Lee Jackson continues the casebook of Scotland Yard's Inspector Decimus Webb with The Last Pleasure Garden (Heinemann, pounds 12.99). Once again Victorian London is faithfully recreated, as police hunt the sinister Cutter who stalks young female visitors to the Cremorne pleasure gardens, armed with a pair of scissors with which to cut off a lock of their hair. When murder occurs, Webb isn't convinced that the Cutter is responsible, and pursues other inquiries, which involve a respectable family and a fiery preacher whose mission is to close down the gardens. Webb hasn't fully developed as a personality, but he and his assistant, Sergeant Bartleby, make a good pairing and Jackson's series is the best of current Victorian mysteries.

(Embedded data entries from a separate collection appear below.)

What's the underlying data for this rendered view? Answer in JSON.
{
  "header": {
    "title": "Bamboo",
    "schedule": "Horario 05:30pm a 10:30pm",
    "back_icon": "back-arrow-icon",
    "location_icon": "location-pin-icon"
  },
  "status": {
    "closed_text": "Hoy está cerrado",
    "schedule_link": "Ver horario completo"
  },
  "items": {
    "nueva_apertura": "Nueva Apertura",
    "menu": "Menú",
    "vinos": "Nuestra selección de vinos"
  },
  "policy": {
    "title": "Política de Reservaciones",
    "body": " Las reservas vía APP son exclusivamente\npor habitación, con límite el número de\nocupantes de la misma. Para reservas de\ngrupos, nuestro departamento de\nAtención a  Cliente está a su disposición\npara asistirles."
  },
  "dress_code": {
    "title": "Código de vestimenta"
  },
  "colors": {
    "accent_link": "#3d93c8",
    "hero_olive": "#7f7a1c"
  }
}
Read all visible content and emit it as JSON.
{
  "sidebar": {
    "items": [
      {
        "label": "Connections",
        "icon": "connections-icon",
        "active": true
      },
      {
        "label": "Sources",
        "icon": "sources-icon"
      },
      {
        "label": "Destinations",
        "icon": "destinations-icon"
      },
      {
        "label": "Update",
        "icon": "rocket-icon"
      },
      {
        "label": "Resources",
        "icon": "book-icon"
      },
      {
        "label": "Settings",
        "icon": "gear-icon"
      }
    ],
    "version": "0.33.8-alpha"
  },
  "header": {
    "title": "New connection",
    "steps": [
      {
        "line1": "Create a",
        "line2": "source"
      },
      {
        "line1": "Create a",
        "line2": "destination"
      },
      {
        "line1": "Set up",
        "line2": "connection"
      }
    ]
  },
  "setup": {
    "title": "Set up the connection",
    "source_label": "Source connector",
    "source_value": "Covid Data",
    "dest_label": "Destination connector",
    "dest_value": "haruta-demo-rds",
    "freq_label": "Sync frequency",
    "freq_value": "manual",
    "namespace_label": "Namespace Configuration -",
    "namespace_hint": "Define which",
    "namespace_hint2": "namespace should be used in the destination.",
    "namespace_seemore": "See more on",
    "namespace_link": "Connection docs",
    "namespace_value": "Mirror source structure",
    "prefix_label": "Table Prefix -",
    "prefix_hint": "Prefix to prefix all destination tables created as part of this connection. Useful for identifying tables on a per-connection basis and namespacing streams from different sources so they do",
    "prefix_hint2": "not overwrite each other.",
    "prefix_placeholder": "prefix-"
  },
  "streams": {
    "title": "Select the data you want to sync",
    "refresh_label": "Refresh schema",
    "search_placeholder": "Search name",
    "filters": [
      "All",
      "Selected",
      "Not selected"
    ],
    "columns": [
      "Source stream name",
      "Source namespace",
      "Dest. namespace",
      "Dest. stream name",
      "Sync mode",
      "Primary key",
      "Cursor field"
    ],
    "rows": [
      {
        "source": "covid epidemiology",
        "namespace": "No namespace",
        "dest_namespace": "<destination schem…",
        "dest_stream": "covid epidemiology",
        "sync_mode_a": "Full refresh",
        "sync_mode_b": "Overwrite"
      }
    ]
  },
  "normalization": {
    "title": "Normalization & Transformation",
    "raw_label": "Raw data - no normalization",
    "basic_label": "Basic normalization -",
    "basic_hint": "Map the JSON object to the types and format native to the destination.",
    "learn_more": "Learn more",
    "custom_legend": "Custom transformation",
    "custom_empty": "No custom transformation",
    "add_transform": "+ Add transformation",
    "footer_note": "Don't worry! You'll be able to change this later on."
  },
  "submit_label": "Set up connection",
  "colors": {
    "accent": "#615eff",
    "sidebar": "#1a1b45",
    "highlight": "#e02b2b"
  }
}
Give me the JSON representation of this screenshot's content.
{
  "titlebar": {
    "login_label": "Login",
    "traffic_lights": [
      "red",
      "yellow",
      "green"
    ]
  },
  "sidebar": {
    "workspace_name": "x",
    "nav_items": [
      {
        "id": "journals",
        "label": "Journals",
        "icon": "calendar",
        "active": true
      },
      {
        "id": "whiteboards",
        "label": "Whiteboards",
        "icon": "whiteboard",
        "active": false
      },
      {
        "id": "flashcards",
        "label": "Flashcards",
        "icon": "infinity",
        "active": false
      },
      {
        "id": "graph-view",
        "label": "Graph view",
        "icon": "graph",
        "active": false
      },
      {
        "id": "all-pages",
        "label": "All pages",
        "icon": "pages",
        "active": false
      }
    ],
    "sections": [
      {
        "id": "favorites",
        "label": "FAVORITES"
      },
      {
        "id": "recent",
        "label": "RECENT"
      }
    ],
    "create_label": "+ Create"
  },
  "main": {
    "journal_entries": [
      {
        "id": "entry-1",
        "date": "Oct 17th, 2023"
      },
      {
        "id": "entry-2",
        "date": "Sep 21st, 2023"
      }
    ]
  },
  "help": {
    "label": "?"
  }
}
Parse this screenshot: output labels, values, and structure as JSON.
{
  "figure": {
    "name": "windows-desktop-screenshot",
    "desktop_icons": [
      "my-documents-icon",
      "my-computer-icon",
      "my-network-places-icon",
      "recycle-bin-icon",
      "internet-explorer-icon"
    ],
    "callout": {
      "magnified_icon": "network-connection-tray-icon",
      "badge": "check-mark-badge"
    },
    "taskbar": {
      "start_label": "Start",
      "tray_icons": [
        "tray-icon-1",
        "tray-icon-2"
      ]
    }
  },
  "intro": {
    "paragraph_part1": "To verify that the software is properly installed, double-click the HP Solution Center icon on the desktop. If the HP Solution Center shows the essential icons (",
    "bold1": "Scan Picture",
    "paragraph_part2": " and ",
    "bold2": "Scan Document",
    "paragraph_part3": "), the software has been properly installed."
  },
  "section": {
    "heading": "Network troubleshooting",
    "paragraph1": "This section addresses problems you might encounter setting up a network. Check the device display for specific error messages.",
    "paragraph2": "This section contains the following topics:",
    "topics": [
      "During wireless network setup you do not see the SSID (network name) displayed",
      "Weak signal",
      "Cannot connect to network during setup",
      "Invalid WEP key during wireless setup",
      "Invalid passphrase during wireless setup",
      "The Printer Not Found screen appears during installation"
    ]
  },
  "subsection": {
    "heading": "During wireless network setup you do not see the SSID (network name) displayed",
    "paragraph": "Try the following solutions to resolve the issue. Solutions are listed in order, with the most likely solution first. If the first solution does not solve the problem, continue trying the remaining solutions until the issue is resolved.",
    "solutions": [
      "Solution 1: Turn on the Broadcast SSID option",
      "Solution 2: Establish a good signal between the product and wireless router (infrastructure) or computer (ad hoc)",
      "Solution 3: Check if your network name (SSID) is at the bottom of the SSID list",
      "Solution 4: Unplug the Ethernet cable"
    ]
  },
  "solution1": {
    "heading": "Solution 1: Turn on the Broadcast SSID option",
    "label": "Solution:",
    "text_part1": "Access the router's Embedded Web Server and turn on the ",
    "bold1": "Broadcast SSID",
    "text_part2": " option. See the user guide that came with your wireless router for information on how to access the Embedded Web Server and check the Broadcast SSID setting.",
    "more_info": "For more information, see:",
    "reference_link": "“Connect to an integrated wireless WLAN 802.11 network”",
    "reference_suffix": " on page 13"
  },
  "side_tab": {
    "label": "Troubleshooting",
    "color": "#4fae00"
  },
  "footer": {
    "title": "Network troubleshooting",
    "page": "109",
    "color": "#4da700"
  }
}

Susanna Yager, Sunday Telegraph, 23rd April, 2006

Victorian London is brought vividly to life from the very beginning of this fast-paced historical detective story, as Inspector Webb and his sidekick Bartleby set out on a pleasure-boat from Hungerford Bridge to Chelsea. The pleasure-boat motif runs through the novel and takes it far away from the clichés of fog-ridden nineteenth-century London and into the carnivalesque world of the Pleasure Garden.
    Webb’s mission is to track down ‘The Cutter’ – a serial attacker terrorising London’s (not-so) polite society, who mingle daringly with its more seedy elements in the vaudeville hubbub of Cremorne pleasure gardens in Chelsea. The gardens generate excitement and controversy in equal measure, offending Victorian sensibilities to the point of violence. It is up to Webb to cut through the veil of genteel propriety to the facts, and his knowing cynicism allows Jackson to examine class hypocrisy and the sundry unpalatable truths lurking beneath the glossy surface.
    Jackson wrings plenty of humour from Webb’s observations, and tempers the engrossing historical detail with wry
commentary on the absurdities of the Victorian class system and the period’s many eccentric and peculiar characters.